Invero va considerato il principio secondo cui il legislatore ubi voluit dixit: nella disposizione in rassegna il legislatore parla espressamente di compenso "massimo", senza lasciare margini interpretativi in ordine alla possibilità di stabilire anche un compenso "minimo" o un compenso tout court, sicché ogni opzione ermeneutica che si risolvesse nell'aggiunta di un diverso "limite" da fissare dev'essere rifiutata "in quanto finirebbe per far dire alla legge una cosa che la legge non dice (e che, si presume, secondo il suddetto canone interpretativo, non voleva dire)" (T.A.R. Lazio, Roma, Sez. II-bis, 6 marzo 2019, n. 3023).
Inoltre deve aversi riguardo alla ratio sottesa alla disposizione in parola, che è quella del contenimento della spesa, reso possibile anche attraverso specifici meccanismi di trasparenza.
Invero, nella relazione illustrativa della disposizione è espressamente indicato che "le spese relative alla commissione sono inserite nel quadro economico dell'intervento tra le somme a disposizione della stazione appaltante. Lo stesso comma prevede l'emanazione di un decreto ministeriale (emanato dal Ministro delle infrastrutture e dei trasporti, di concerto con il Ministro dell'economia e delle finanze, sentita l'ANAC) per la determinazione della tariffa di iscrizione all'albo e del compenso massimo per i commissari. I dipendenti pubblici sono gratuitamente iscritti all'Albo e ad essi non spetta alcun compenso, se appartenenti alla stazione appaltante".
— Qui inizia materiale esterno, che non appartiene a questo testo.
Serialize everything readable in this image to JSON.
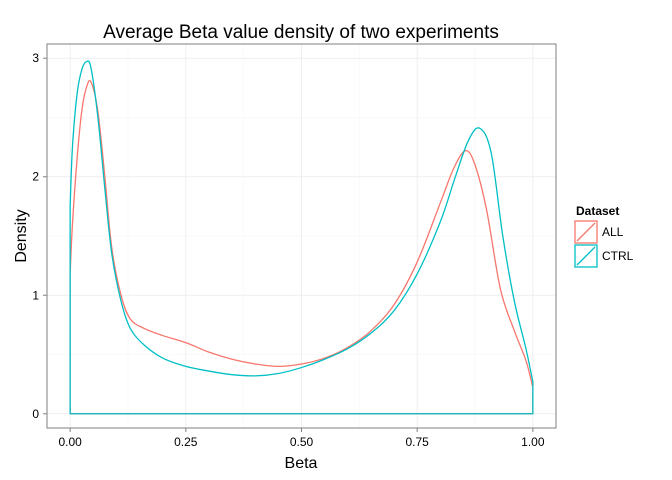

Dunque, dovendo le spese per il funzionamento della commissione costituire una voce del quadro economico dell'intervento, mentre si spiega la fissazione di un compenso "massimo", va in direzione decisamente contraria la fissazione di un compenso "minimo".
Né, ad attribuire legittimità all'impugnato decreto, può soccorrere la circostanza, rappresentata dall'amministrazione nella nota innanzi citata, che la previsione di una misura minima dei compensi era stata condivisa con l'ANAC, che, con proprio parere del 2 novembre 2017, aveva evidenziato come la fissazione di un limite minimo del compenso avrebbe consentito "di scongiurare il rischio di determinazione del compenso al ribasso, a detrimento della prestazione"; si tratta di una esigenza che, per quanto apprezzabile, non poteva essere soddisfatta con lo strumento in parola, non essendo tale possibilità contemplata in una norma primaria.
Per completezza espositiva, e ferma restando l'illegittimità del decreto per le ragioni evidenziate, deve ulteriormente osservarsi che, se la ratio della censurata opzione, consistita di fatto in uno sconfinamento dal perimetro dei poteri normativamente attribuiti al Ministero delle Infrastrutture e dei Trasporti, fosse da ravvisare nella volontà di dare decoro e dignità alla prestazione del commissario di gara, risulterebbe altresì irragionevole la soglia minima del compenso, così come livellata uniformemente in euro 3.000,00 pur a fronte di procedure di complessità e di valore significativamente diversi.
Conclusivamente, per quanto precede, il ricorso deve essere accolto e, per l'effetto, il decreto impugnato deve essere annullato nella parte in cui fissa il compenso lordo minimo per i componenti della commissione giudicatrice di cui all'art. 77 del "Codice degli appalti".
3. Le spese del giudizio, stante la novità della questione, possono essere compensate.
P.Q.M.
Il Tribunale Amministrativo Regionale per il Lazio, Roma, Sezione Prima, definitivamente pronunciando sul ricorso in epigrafe, lo accoglie e, per l'effetto, annulla il decreto del Ministero delle Infrastrutture e dei Trasporti di concerto con il Ministero dell'Economia e delle Finanze del 12 febbraio 2018, nella parte in cui fissa il compenso lordo minimo per i componenti della commissione giudicatrice.
Spese compensate.
Ordina che la presente sentenza sia eseguita dall'autorità amministrativa.